Stanley knows his audience. He starts this chapter by repeating a challenge that he made earlier: “Beginning today, take a year off from all romantic and sexual pursuits” (170). This is the hard sell part. Psychiatrists tell us that addictions are forever—abstinence is the only prescription that truly works. Bad habits take two weeks to break—bad sexual habits fall somewhere in-between. While this might sound like a high price to pay for moral clarity, but the life you save may be your own.
Stanley suggests that you spend this year proactively doing some important things to become the sort of person that the person you want to meet would find attractive. He has 5 suggestions:
1. Address your past—face up to your issues;
2. Break some bad habits (substance abuse, bad attitudes, poor fashion choices…);
3. Set some standards—how far is too far?
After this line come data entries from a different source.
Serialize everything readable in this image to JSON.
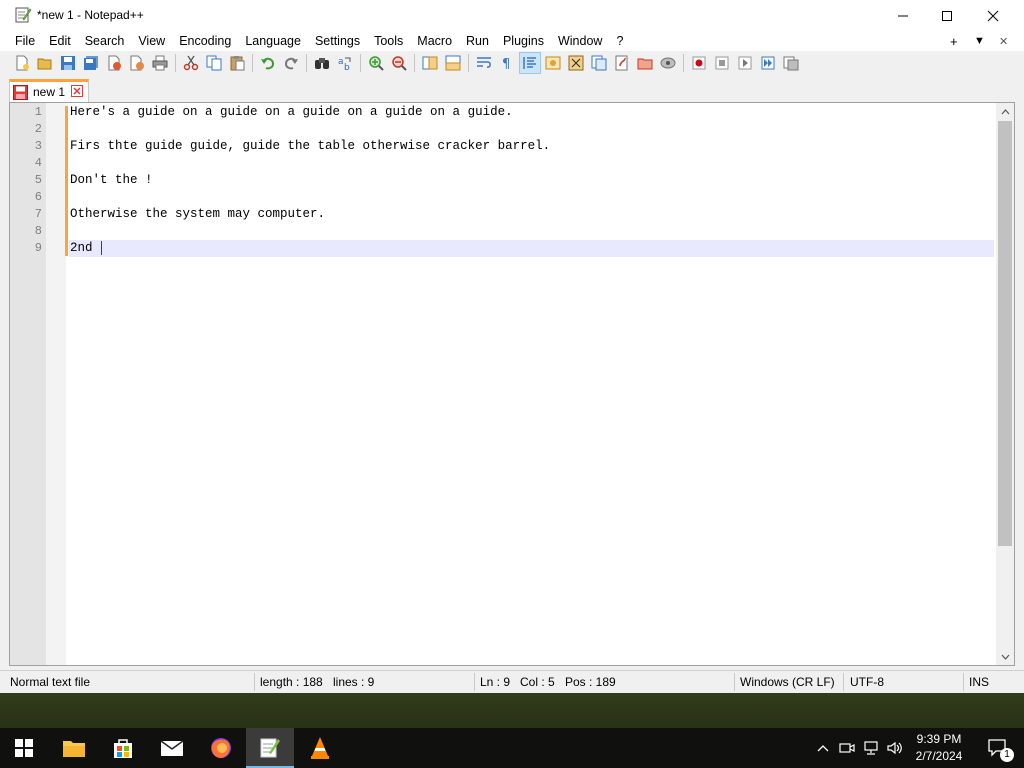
{
  "window": {
    "title": "*new 1 - Notepad++",
    "controls": {
      "minimize": "minimize",
      "maximize": "maximize",
      "close": "close"
    }
  },
  "menubar": {
    "items": [
      "File",
      "Edit",
      "Search",
      "View",
      "Encoding",
      "Language",
      "Settings",
      "Tools",
      "Macro",
      "Run",
      "Plugins",
      "Window",
      "?"
    ],
    "right": {
      "plus": "+",
      "dropdown": "▼",
      "close": "✕"
    }
  },
  "toolbar": {
    "buttons": [
      "new-file",
      "open-file",
      "save",
      "save-all",
      "close",
      "close-all",
      "print",
      "cut",
      "copy",
      "paste",
      "undo",
      "redo",
      "find",
      "replace",
      "zoom-in",
      "zoom-out",
      "sync-vertical",
      "sync-horizontal",
      "word-wrap",
      "show-all-chars",
      "indent-guide",
      "user-defined-language",
      "document-map",
      "function-list",
      "folder-as-workspace",
      "monitoring",
      "record-macro",
      "stop-recording",
      "playback-macro",
      "run-macro-multiple",
      "save-macro"
    ]
  },
  "tabs": [
    {
      "label": "new 1",
      "modified": true
    }
  ],
  "editor": {
    "lines": [
      {
        "num": "1",
        "text": "Here's a guide on a guide on a guide on a guide on a guide."
      },
      {
        "num": "2",
        "text": ""
      },
      {
        "num": "3",
        "text": "Firs thte guide guide, guide the table otherwise cracker barrel."
      },
      {
        "num": "4",
        "text": ""
      },
      {
        "num": "5",
        "text": "Don't the !"
      },
      {
        "num": "6",
        "text": ""
      },
      {
        "num": "7",
        "text": "Otherwise the system may computer."
      },
      {
        "num": "8",
        "text": ""
      },
      {
        "num": "9",
        "text": "2nd "
      }
    ],
    "current_line": 9
  },
  "statusbar": {
    "file_type": "Normal text file",
    "length": "length : 188",
    "lines": "lines : 9",
    "ln": "Ln : 9",
    "col": "Col : 5",
    "pos": "Pos : 189",
    "eol": "Windows (CR LF)",
    "encoding": "UTF-8",
    "mode": "INS"
  },
  "taskbar": {
    "apps": [
      "start",
      "file-explorer",
      "microsoft-store",
      "mail",
      "firefox",
      "notepad-plus-plus",
      "vlc"
    ],
    "time": "9:39 PM",
    "date": "2/7/2024",
    "notification_count": "1"
  }
}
4. Get out of Debt—don’t expect to dump debt on a potential spouse; and
5. Go (back) to church—hang out in the right place (172).
Remember the mirror mentioned earlier? You cannot change someone else but you can work on becoming someone they might actually want to get to know.
This is not a preachy book, but it is an in-your-face book. Although my wife, Maryam, and I have been married for 30 years, I was already 30 when I got married. This implies that I was single for a long time. Reading Stanley’s book back then would have saved me a lot of pain. Go for it. Read it. Take it seriously. Save yourself a lot of pain.
 Stanley writes: “ever purchase something from a big box retailer and open the box to find a card that reads something along these lines? If this product is defective or a piece is missing, do not return to the place of purchase. Instead, contact us at 1-800-ITS-YOUR-FAULT.” (59)
 The leading cause of suicide among young people is a broken relationship.